I went on a diet and wrote a book and just got on with it." And how did you feel when, on 1 May last year, you saw Tony and Cherie waving from the doorstep of Number 10? Did you want to machine-gun them? "No. No. It was wonderful. I'd worked very hard for it. It was a great joy. The idea that I could feel resentment..."

As I said, she is a much better person than most of us.

Glenys Parry was born in 1944, into a family of working-class socialists, Her father, a railway signalman, was chairman of the Anglesey Labour Party. As a child, she was taken canvassing and developed an early taste for the political fray. She was a bright girl and a big reader. "My friend Lynn and I were always going to the library to get stories out. The librarian was a funny little lady who looked like Margaret Rutherford and kept her dog in a drawer. She wasn't meant to have the dog there, so every time we came in she'd slam the door shut. She started us on historical novels then got us on to biographies." Glenys is still a big reader. She has just "finished a Beryl Bainbridge" and is about to "start a Rose Tremain". Neil, she says, likes political thrillers, which she can't do with at all. "Even at the end, I still don't know who's done it. I'm the same at the cinema. I see Harrison Ford and I think, well, he's usually good, but he looks a bit wicked in this one... it's just so mystifying."

She met Neil at Cardiff University, in her first week. It was in the canteen, where he was handing out socialist literature. Their first proper date was at a student union do, where Neil drank too much and was sick. "It was a case of me taking him home rather than the other way round." They married in 1967. She refused to accept a gold wedding ring from Neil in case it contained South African ore, so they agreed on a silver one. They had two children, Rachel, now a production assistant in the film industry, and Stephen, who works for the British Council in Denmark.

Glenys largely stayed at home for her children, working part time as a primary school-teacher. She doesn't regret this in the least. Her children have always been her greatest joy, she says. And now she has Johanna, a two-year-old grand-daughter born to Stephen and his Danish wife, with whom she is besotted. I am shown many photographs of Johanna, who looks very blonde and blue-eyed and Scandinavian. I say you never know, one day she may grow up to present Gladiators. Glenys looks perplexed. I don't think she's into Gladiators. She is into Tellytubbies, though, because Johanna is. "She loves them, although, I must say, I do worry about Tinky Winky. All that mincing with his handbag." I agree. Tinky Winky is frightfully disturbing. He might even, I say, be as disturbing as Peter Mandelson. She says: "Oh, I knew Peter when he worked at LWT. He is very good company, bright and perceptive."

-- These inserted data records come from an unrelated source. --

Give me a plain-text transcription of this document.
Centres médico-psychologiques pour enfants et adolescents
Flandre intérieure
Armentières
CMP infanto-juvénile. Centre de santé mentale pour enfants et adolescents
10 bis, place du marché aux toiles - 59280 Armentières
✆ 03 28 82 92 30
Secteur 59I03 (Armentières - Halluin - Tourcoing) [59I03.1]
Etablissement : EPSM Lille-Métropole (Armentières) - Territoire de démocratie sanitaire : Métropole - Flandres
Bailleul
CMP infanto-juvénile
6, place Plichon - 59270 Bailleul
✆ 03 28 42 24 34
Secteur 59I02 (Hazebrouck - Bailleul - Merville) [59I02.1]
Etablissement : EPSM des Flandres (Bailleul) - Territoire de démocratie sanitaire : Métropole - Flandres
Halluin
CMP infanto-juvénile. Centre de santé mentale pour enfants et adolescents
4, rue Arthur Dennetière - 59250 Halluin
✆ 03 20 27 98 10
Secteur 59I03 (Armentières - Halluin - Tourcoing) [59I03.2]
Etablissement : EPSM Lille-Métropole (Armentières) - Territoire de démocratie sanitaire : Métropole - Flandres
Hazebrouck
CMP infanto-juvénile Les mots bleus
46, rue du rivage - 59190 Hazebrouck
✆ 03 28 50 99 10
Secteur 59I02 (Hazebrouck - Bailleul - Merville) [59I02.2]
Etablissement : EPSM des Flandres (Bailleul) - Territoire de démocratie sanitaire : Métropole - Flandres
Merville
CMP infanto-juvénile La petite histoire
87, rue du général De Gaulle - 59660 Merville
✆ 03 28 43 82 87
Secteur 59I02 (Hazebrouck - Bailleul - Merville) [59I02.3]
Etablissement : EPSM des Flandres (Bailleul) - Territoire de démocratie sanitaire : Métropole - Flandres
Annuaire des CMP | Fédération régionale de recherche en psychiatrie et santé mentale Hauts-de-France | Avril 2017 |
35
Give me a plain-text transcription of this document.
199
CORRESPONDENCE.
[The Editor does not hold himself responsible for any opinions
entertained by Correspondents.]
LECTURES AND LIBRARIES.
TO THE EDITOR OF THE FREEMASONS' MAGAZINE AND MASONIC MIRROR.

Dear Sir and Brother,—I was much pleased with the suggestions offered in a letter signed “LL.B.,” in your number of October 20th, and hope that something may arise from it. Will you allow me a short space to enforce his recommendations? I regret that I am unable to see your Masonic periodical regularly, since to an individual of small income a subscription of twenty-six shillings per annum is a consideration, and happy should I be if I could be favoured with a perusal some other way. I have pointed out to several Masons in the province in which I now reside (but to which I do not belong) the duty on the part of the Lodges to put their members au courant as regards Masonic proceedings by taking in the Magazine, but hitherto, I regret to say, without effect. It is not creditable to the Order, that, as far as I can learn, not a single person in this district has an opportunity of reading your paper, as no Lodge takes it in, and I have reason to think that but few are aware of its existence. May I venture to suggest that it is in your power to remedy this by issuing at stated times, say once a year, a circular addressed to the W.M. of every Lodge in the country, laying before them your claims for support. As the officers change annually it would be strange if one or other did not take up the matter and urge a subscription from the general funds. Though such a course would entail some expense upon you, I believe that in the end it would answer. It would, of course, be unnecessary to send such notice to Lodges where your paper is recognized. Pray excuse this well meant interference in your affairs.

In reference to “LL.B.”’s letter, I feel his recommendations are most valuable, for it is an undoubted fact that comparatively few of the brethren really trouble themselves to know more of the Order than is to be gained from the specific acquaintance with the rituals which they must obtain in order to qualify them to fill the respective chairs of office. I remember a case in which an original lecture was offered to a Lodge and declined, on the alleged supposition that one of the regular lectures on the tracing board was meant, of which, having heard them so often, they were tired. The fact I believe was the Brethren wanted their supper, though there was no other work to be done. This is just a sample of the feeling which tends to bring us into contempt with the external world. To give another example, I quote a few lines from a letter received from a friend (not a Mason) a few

Anyway, she has to go. She has a meeting with someone from the Royal College of Nurses. Somehow, I don't think that they will be talking lipsticks. Glenys has not become a posh Eurocrat. She's just doing what she's always done. She's just helping people to fight their fights. It's something that's in her blood. She's not the most scintillating of women, but she is a good one. I'd be quite put to shame, if I had any.